An der gerade beschriebenen Situation änderte sich nicht mehr viel, außer, dass ich mich daran gewöhnte, jede Nacht um 03:00 Uhr in der Früh schweißgebadet aufzuwachen bzw. Schüttelfrost zu haben, bis um 06:00 Uhr der Wecker läutete, und dass meine Arbeit ab einem gewissen Punkt ausschließlich aus von vornherein unlösbaren Projekten bestand, deren Voraussetzungen von Projekt zu Projekt an nicht mehr steigerbar geglaubter Aussichtslosigkeit auf erfolgreichen Abschluss um den aktuellen Aussichtslosigkeitsrekord stritten.
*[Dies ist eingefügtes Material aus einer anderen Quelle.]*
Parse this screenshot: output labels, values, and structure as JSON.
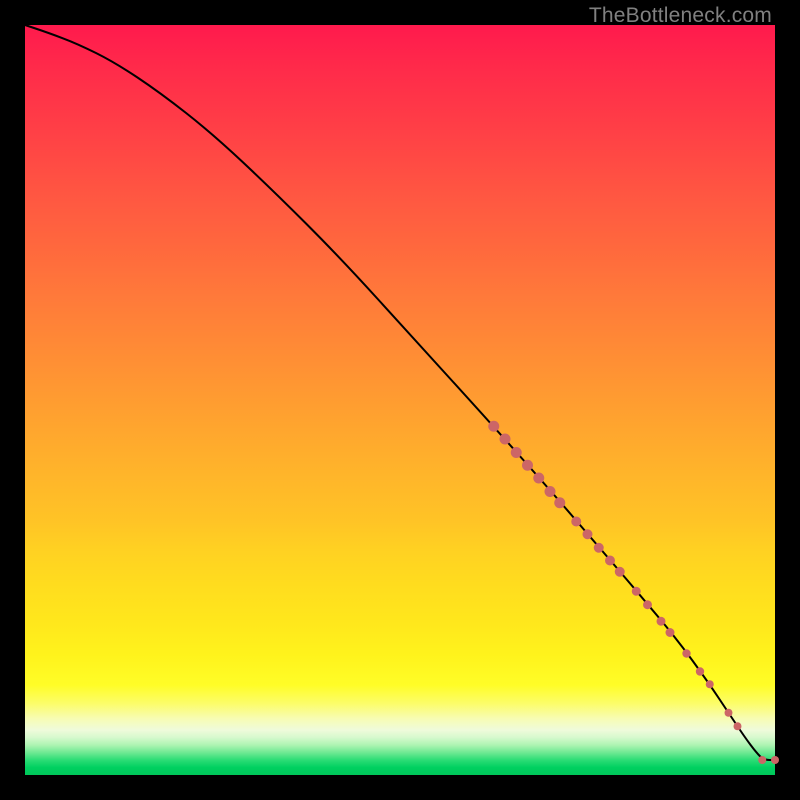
{
  "attribution": "TheBottleneck.com",
  "colors": {
    "marker": "#cc6666",
    "curve": "#000000",
    "frame_bg": "#000000"
  },
  "chart_data": {
    "type": "line",
    "title": "",
    "xlabel": "",
    "ylabel": "",
    "xlim": [
      0,
      100
    ],
    "ylim": [
      0,
      100
    ],
    "grid": false,
    "curve": {
      "x": [
        0,
        3,
        7,
        12,
        18,
        25,
        33,
        42,
        52,
        62,
        70,
        76,
        82,
        87,
        91,
        94,
        96,
        97.5,
        98.5,
        100
      ],
      "y": [
        100,
        99,
        97.5,
        95,
        91,
        85.5,
        78,
        69,
        58,
        47,
        38,
        31,
        24,
        18,
        12.5,
        8,
        5,
        3,
        2,
        2
      ]
    },
    "markers": [
      {
        "x": 62.5,
        "y": 46.5,
        "r": 5.5
      },
      {
        "x": 64.0,
        "y": 44.8,
        "r": 5.5
      },
      {
        "x": 65.5,
        "y": 43.0,
        "r": 5.5
      },
      {
        "x": 67.0,
        "y": 41.3,
        "r": 5.5
      },
      {
        "x": 68.5,
        "y": 39.6,
        "r": 5.5
      },
      {
        "x": 70.0,
        "y": 37.8,
        "r": 5.5
      },
      {
        "x": 71.3,
        "y": 36.3,
        "r": 5.5
      },
      {
        "x": 73.5,
        "y": 33.8,
        "r": 5.0
      },
      {
        "x": 75.0,
        "y": 32.1,
        "r": 5.0
      },
      {
        "x": 76.5,
        "y": 30.3,
        "r": 5.0
      },
      {
        "x": 78.0,
        "y": 28.6,
        "r": 5.0
      },
      {
        "x": 79.3,
        "y": 27.1,
        "r": 5.0
      },
      {
        "x": 81.5,
        "y": 24.5,
        "r": 4.5
      },
      {
        "x": 83.0,
        "y": 22.7,
        "r": 4.5
      },
      {
        "x": 84.8,
        "y": 20.5,
        "r": 4.5
      },
      {
        "x": 86.0,
        "y": 19.0,
        "r": 4.5
      },
      {
        "x": 88.2,
        "y": 16.2,
        "r": 4.2
      },
      {
        "x": 90.0,
        "y": 13.8,
        "r": 4.2
      },
      {
        "x": 91.3,
        "y": 12.1,
        "r": 4.0
      },
      {
        "x": 93.8,
        "y": 8.3,
        "r": 4.0
      },
      {
        "x": 95.0,
        "y": 6.5,
        "r": 4.0
      },
      {
        "x": 98.3,
        "y": 2.0,
        "r": 4.0
      },
      {
        "x": 100.0,
        "y": 2.0,
        "r": 4.0
      }
    ]
  }
}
Wie Sie bereits vermuten werden, war schon lange nichts mehr mit Erholung von den vielen Freizeitaktivitäten in der Dienstzeit, sondern in der Regel kam ich heim und schlief ein bis zwei Stunden, um überhaupt wieder Kraft für irgendeine Handlung zu haben bzw. um, bis meine Frau als PKA in einer Apotheke im Normalfall gegen 20:00 Uhr nach Hause kam, wieder einigermaßen fit zu sein, weil sie nicht unter meiner Arbeitssituation leiden sollte. „Warum kündigst du nicht einfach oder wechselst zumindest die Abteilung?“ „Weil es innerhalb des Unternehmens gerade in jeder Abteilung so aussieht wie in meiner, mit dem Unterschied, dass ich in den anderen Abteilungen zwischen 500 und 1000 Euro netto weniger Gehalt bekomme und was mach ich dann, wenn die Probleme genauso unlösbar sind, mich genauso belasten und ich dafür auch noch um so viel weniger Geld bekomme als davor? Beim Kündigen besteht das Gehaltsproblem zwar nicht, sofern ich in der gleichen Branche bleibe, aber dafür ist mein Job nicht so sicher wie hier und von den externen Programmierer*innen habe ich die gleichen Geschichten gehört wie bei uns im Unternehmen, mit dem Unterschied, dass du einfach gekündigt wirst, wenn du die unlösbaren Dinge nicht löst.“ „Dann mach halt was ganz anderes.“ „Da bekomm ich dann in jedem Fall 1000 Euro netto weniger, weil die einzige offizielle Ausbildung, die ich abgeschlossen hab, die zum Bürokaufmann/-frau ist und ich bin jederzeit ersetzbar bei einem Beruf, der vermutlich ebenfalls wieder keinen Spaß macht und jede Woche 40 Stunden verschissene Lebenszeit darstellt und das kann ich nicht, weil ich kein Leben führen möchte, bei dem mir 40 Stunden jede Woche komplett wurscht sein müssen, damit ich es aushalte.“

Insgesamt sieben Jahre nach meiner ersten schlaflosen Nacht wurden bei meiner jährlichen Vorsorgeuntersuchung Herzrhythmusstörungen festgestellt, für die es keine körperlichen Gründe gab. Mir wurde ein psychologischer Test nahegelegt und bei der Befundbesprechung ein sofortiger Krankenstand inkl. psychologischer Betreuung dringend empfohlen. Einerseits half es sehr zu erfahren, dass nicht ich als Person bzw. meine Einstellung zur Arbeit, sondern die Arbeitsumstände schuld daran waren, wie es mir ging, andererseits ging es mir im Krankenstand nur geringfügig besser, da ich wusste, egal wie lange der Krankenstand auch dauern würde, irgendwann wieder zurück in diesen Job zu müssen. Ich beendete den Krankenstand also früher als geplant, erklärte meinem Abteilungsleiter, meinen bisherigen Job aus psychischen Gründen nicht mehr machen zu können, und ließ mich dazu überreden, im gleichen Team, aber einem anderen Bereich, die Tätigkeiten eines Kollegen, der ein bis zwei Jahre vor seiner Pensionierung stand, Schritt für Schritt zu übernehmen.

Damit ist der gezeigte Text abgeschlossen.